Ruairi Quinn (Dublin South East, Labour)
Link to this: Individually | In context

Question 638: To ask the Minister for Enterprise, Trade and Employment the number of Department owned computer desktops or laptops or other data devices, such as blackberries and memory keys, reported lost, missing or stolen from his Department in each year from 2002 to 2007; the number of these that were later recovered or found; the number still missing; if any sensitive or private data was compromised; the measures in place within his Department to secure such portable or at risk data devices; and if he will make a statement on the matter. [1513/08]

Micheál Martin (Cork South Central, Fianna Fail)
Link to this: Individually | In context

My Department's records indicate the following:

2002 — One laptop reported stolen.

2003 — One laptop reported stolen.

2004 — No IT assets reported lost, missing or stolen.

2005 — One Laptop reported stolen and one Blackberry reported lost.
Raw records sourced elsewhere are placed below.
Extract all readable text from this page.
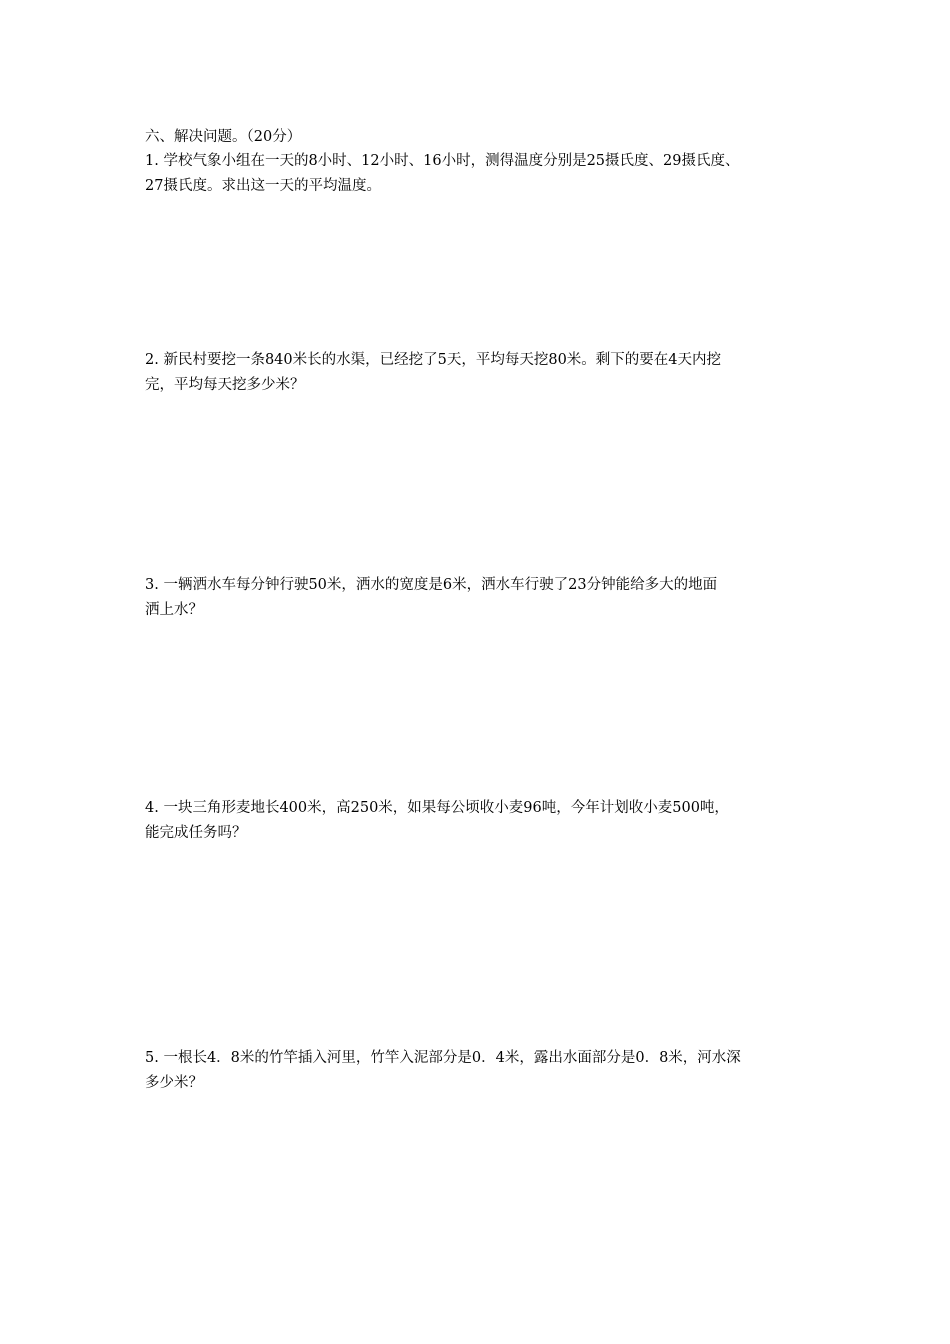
六、解决问题。（20分）
1. 学校气象小组在一天的8小时、12小时、16小时，测得温度分别是25摄氏度、29摄氏度、
27摄氏度。求出这一天的平均温度。
2. 新民村要挖一条840米长的水渠，已经挖了5天，平均每天挖80米。剩下的要在4天内挖
完，平均每天挖多少米？
3. 一辆洒水车每分钟行驶50米，洒水的宽度是6米，洒水车行驶了23分钟能给多大的地面
洒上水？
4. 一块三角形麦地长400米，高250米，如果每公顷收小麦96吨，今年计划收小麦500吨，
能完成任务吗？
5. 一根长4．8米的竹竿插入河里，竹竿入泥部分是0．4米，露出水面部分是0．8米，河水深
多少米？
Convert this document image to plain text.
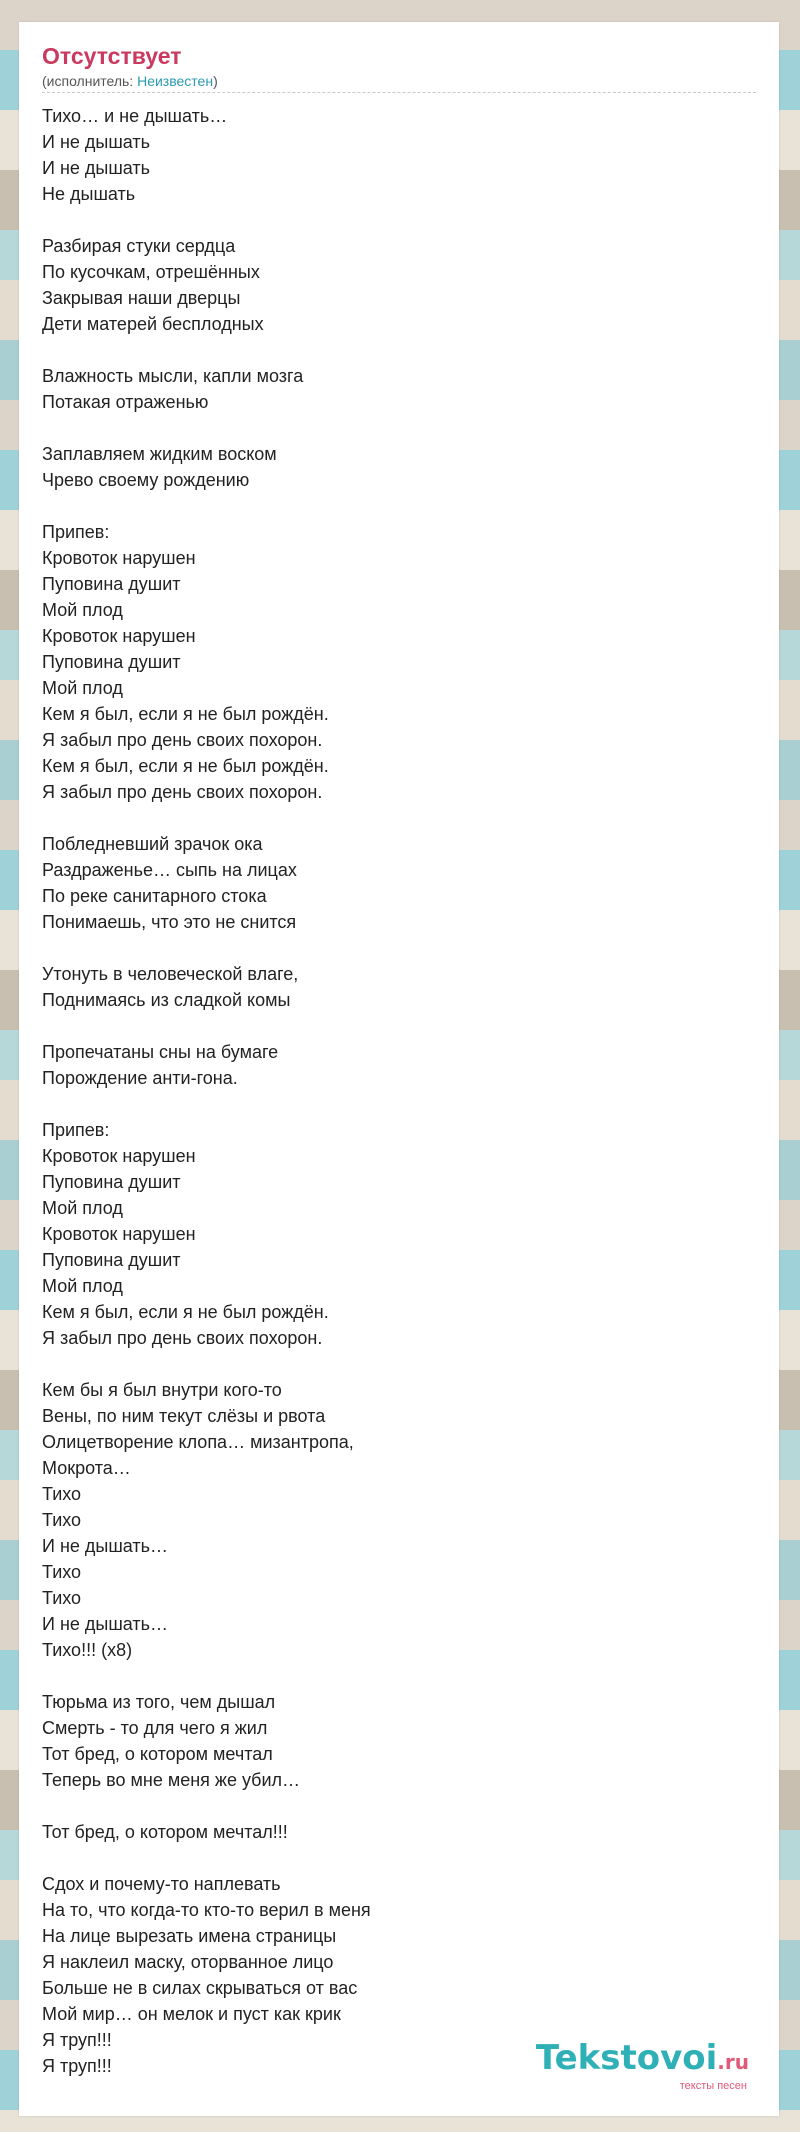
Отсутствует
(исполнитель: Неизвестен)
Тихо… и не дышать…
И не дышать
И не дышать
Не дышать
Разбирая стуки сердца
По кусочкам, отрешённых
Закрывая наши дверцы
Дети матерей бесплодных
Влажность мысли, капли мозга
Потакая отраженью
Заплавляем жидким воском
Чрево своему рождению
Припев:
Кровоток нарушен
Пуповина душит
Мой плод
Кровоток нарушен
Пуповина душит
Мой плод
Кем я был, если я не был рождён.
Я забыл про день своих похорон.
Кем я был, если я не был рождён.
Я забыл про день своих похорон.
Побледневший зрачок ока
Раздраженье… сыпь на лицах
По реке санитарного стока
Понимаешь, что это не снится
Утонуть в человеческой влаге,
Поднимаясь из сладкой комы
Пропечатаны сны на бумаге
Порождение анти-гона.
Припев:
Кровоток нарушен
Пуповина душит
Мой плод
Кровоток нарушен
Пуповина душит
Мой плод
Кем я был, если я не был рождён.
Я забыл про день своих похорон.
Кем бы я был внутри кого-то
Вены, по ним текут слёзы и рвота
Олицетворение клопа… мизантропа,
Мокрота…
Тихо
Тихо
И не дышать…
Тихо
Тихо
И не дышать…
Тихо!!! (x8)
Тюрьма из того, чем дышал
Смерть - то для чего я жил
Тот бред, о котором мечтал
Теперь во мне меня же убил…
Тот бред, о котором мечтал!!!
Сдох и почему-то наплевать
На то, что когда-то кто-то верил в меня
На лице вырезать имена страницы
Я наклеил маску, оторванное лицо
Больше не в силах скрываться от вас
Мой мир… он мелок и пуст как крик
Я труп!!!
Я труп!!!	Tekstovoi.ru
тексты песен
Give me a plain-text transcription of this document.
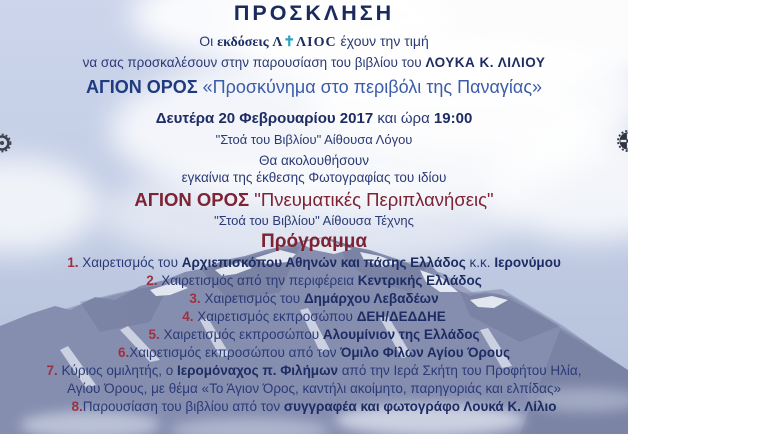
ΠΡΟΣΚΛΗΣΗ
Οι εκδόσεις Λ✝ΛΙΟC έχουν την τιμή
να σας προσκαλέσουν στην παρουσίαση του βιβλίου του ΛΟΥΚΑ Κ. ΛΙΛΙΟΥ
ΑΓΙΟΝ ΟΡΟΣ «Προσκύνημα στο περιβόλι της Παναγίας»
Δευτέρα 20 Φεβρουαρίου 2017 και ώρα 19:00
"Στοά του Βιβλίου" Αίθουσα Λόγου
Θα ακολουθήσουν
εγκαίνια της έκθεσης Φωτογραφίας του ιδίου
ΑΓΙΟΝ ΟΡΟΣ "Πνευματικές Περιπλανήσεις"
"Στοά του Βιβλίου" Αίθουσα Τέχνης
Πρόγραμμα
1. Χαιρετισμός του Αρχιεπισκόπου Αθηνών και πάσης Ελλάδος κ.κ. Ιερονύμου
2. Χαιρετισμός από την περιφέρεια Κεντρικής Ελλάδος
3. Χαιρετισμός του Δημάρχου Λεβαδέων
4. Χαιρετισμός εκπροσώπου ΔΕΗ/ΔΕΔΔΗΕ
5. Χαιρετισμός εκπροσώπου Αλουμίνιον της Ελλάδος
6.Χαιρετισμός εκπροσώπου από τον Όμιλο Φίλων Αγίου Όρους
7. Κύριος ομιλητής, ο Ιερομόναχος π. Φιλήμων από την Ιερά Σκήτη του Προφήτου Ηλία,
Αγίου Όρους, με θέμα «Το Άγιον Όρος, καντήλι ακοίμητο, παρηγοριάς και ελπίδας»
8.Παρουσίαση του βιβλίου από τον συγγραφέα και φωτογράφο Λουκά Κ. Λίλιο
2006 — One Blackberry reported lost.

2007 — One Blackberry reported stolen.

Of the three laptops reported stolen one was subsequently recovered and none were reported as containing sensitive data at the time. While none of the Blackberry devices have been recovered, my Department invoked the facility to automatically wipe all data from the devices as soon as they were reported missing and immediately cancelled the subscription with the service provider.

Last year my Department, with the assistance of an external ICT security expert, conducted a comprehensive review of ICT security across my Department and its Offices. The findings of the report now form a significant part of my Department's new ICT Strategy (2008-2010), which will focus on ensuring continuity of ICT availability including increased security awareness of users, additional process and technological controls and ongoing inclusion of security considerations as part of a project's planning process. The Review took into consideration the balance that is required between ensuring integrity and confidentiality of information and systems on one hand, and availability and usability of information on the other.

The recent growth of electronic storage devices such as those mentioned in the question is a concern for my Department in terms of how it can ensure that sensitive information remains secure. Indeed, the fact of the matter is that many people including staff of my Department would personally own a number of such devices including memory keys, mobile phones, MP3 players and handheld game consoles. Therefore, my Department is adopting a dual approach by concentrating on both awareness and prevention of any security lapses. An ICT security awareness programme is under way, involving newsletters, workshops and presentations to staff along with reminders of ICT usage policies and regulations. Furthermore, and in light of recent events internationally involving loss of media containing sensitive data, my Department has reviewed the manner in which data are transported within the Department and between the Department and other Public Bodies. A number of changes were made to the processes involved and my Department will continue to implement new procedures and technologies to ensure ongoing improvements in securing sensitive data.